Mulheres de Shakespeare Vol. IV - parte II - Ofélia



Nesta última parte das Mulheres de Shakespeare, estaremos discutindo a personagem Ofélia, por quem o principe Hamlet era apaixonado. A natureza do amor compartilhado por Ofélia e Hamlet é motivo de opiniões bastante controversas; há quem opine que houve relação sexual entre os dois - o que justificaria em certa medida o extremo descontrole emocional de Ofélia ao saber que Hamlet matara seu pai, Polônio. Na versão para o cinema dirigida por Kenneth Branagh (1996), que carrega a fama de ser a única que filmou a obra sem edições, foram incluídas cenas de sexo entre o casal. Embora estas cenas não constem do texto original da peça, permaneceram coerentes ao contexto que envolve o relacionamento dos personagens, com discursos sempre ambíguos, sugerindo um diálogo implícito. A tensão sexual entre os personagens, no entanto, é evidente - Como na cena em que Hamlet rejeita Ofélia ao perceber que ela se aproximara dele a pedido de Polônio e Gertrudes:

HAMLET: Se você é honesta e bonita, sua honestidade não deveria admitir qualquer intimidade com a beleza.
OFÉLIA: Senhor, com quem a beleza poderia ter melhor comércio do que com a virtude?

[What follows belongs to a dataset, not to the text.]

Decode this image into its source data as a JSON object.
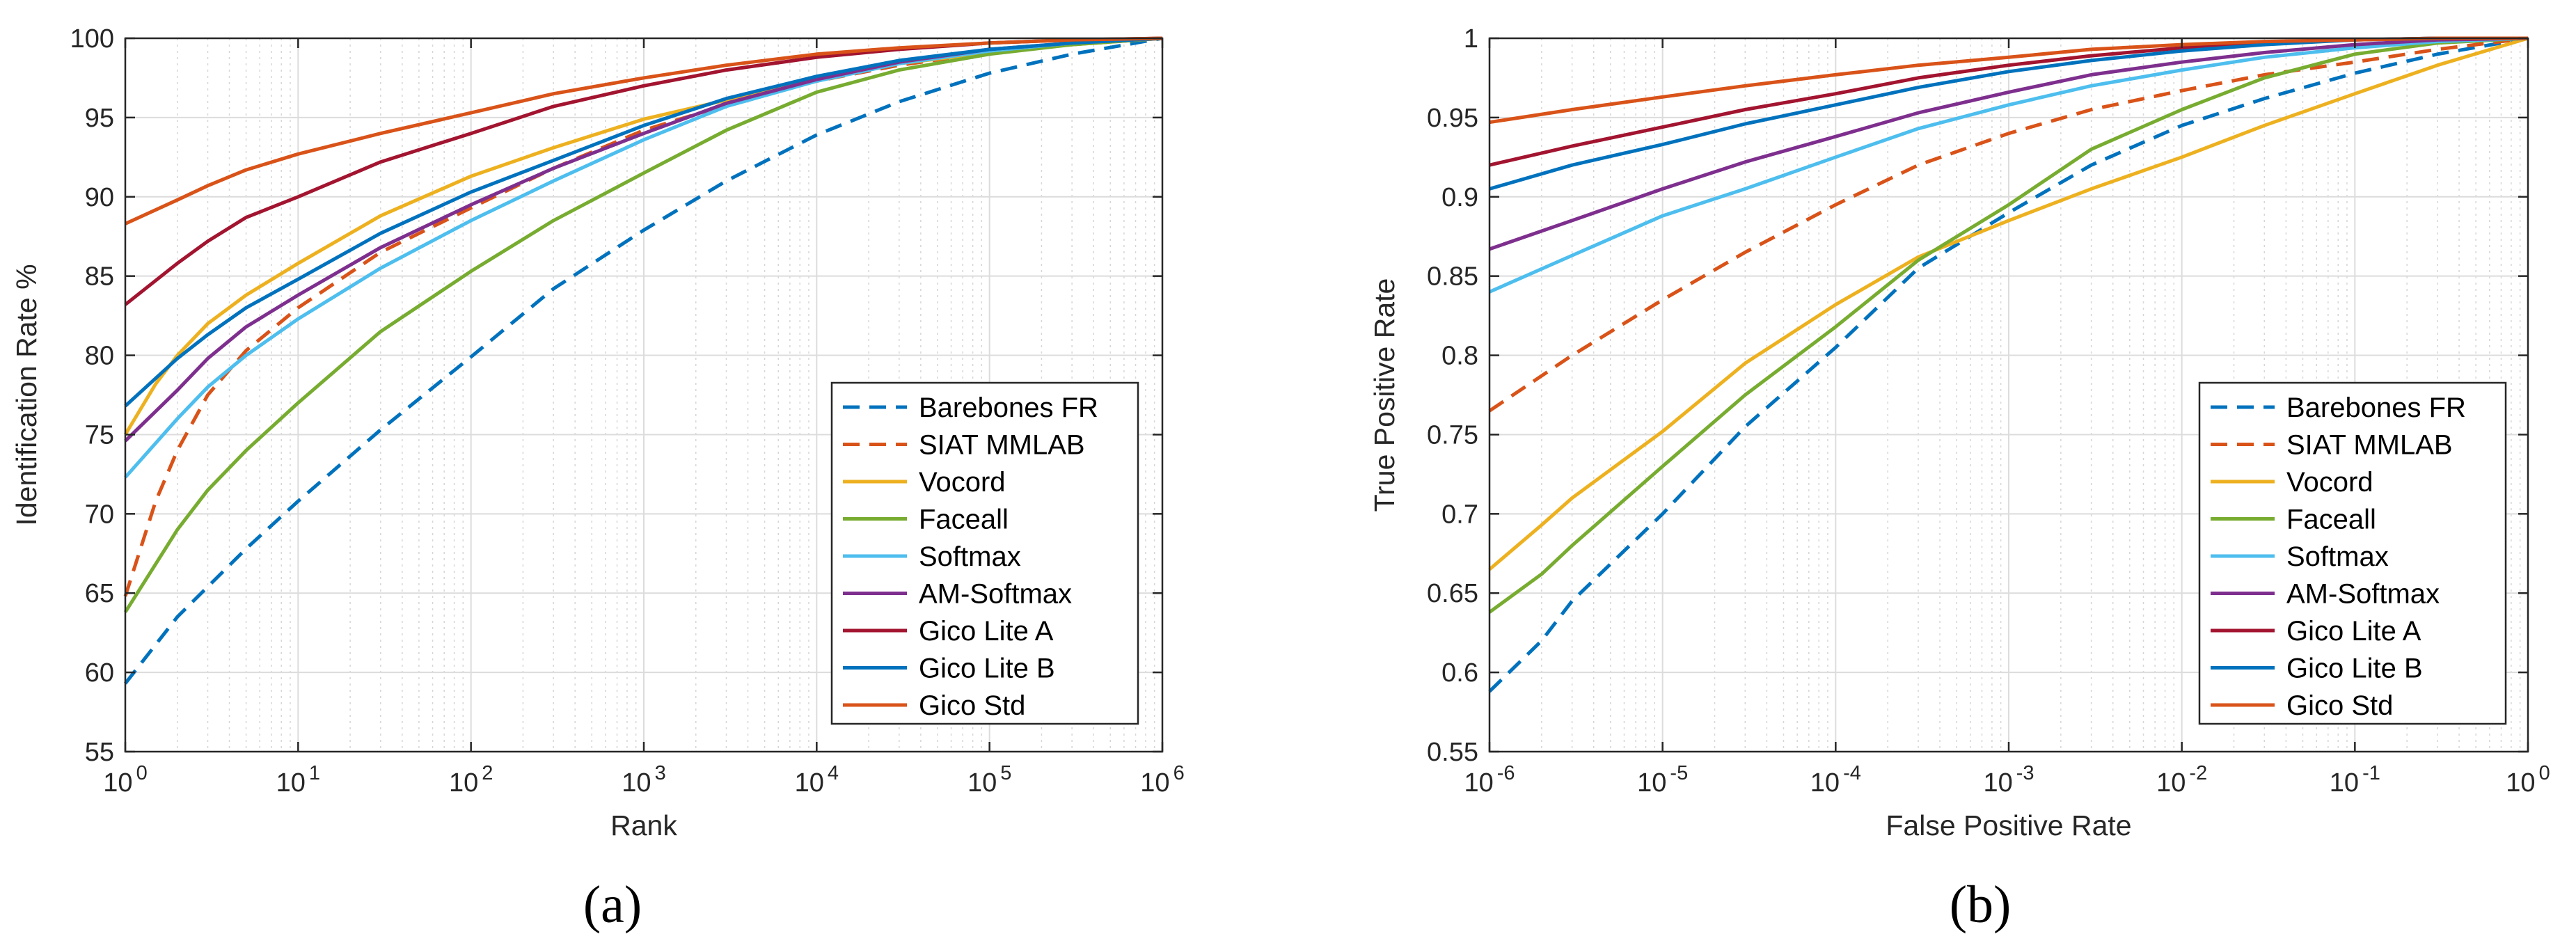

HAMLET: O poder da beleza transforma a honestidade em meretriz mais depressa do que a força da honestidade faz a beleza se assemelhar a ela. Eu te amei, um dia.

OFÉLIA: Realmente, senhor, cheguei a acreditar.

HAMLET: Pois não devia. Eu não te amei.

OFÉLIA: Tanto maior meu engano.
HAMLET: Vai prum convento. Ou preferes ser geratriz de pecadores? Eu também sou razoavelmente virtuoso. Ainda assim. Posso acusar a mim mesmo de tais coisas que talvez fosse melhor minha mãe não me ter dado à luz.

OFÉLIA: Oh, céu clemente, ajudai-o!
HAMLET: Como você se pinta Deus te deu uma cara e você faz outra. E você ondula. Vai embora - chega - foi isso que me enlouqueceu. Prum bordel - vai! (Ato III.1)


Mesmo considerando que Ofélia e Hamlet não tenham se relacionado sexualmente, há que se pensar numa intimidade inadequada entre os dois, que renderia reprimendas do pai e do irmão da moça, Laertes:

LAERTES: Quanto a Hamlet e ao encantamento de suas atenções, aceita isso como uma fantasia. Não mais.

OFÉLIA: Não mais que isso?

LAERTES: Não mais; talvez Hamlet te ame, e não haja mácula ou má fé, só sinceridade nas suas atenções. Mas você deve temer, dada a grandeza dele, o fato de não ter vontade própria. (Ato I.2)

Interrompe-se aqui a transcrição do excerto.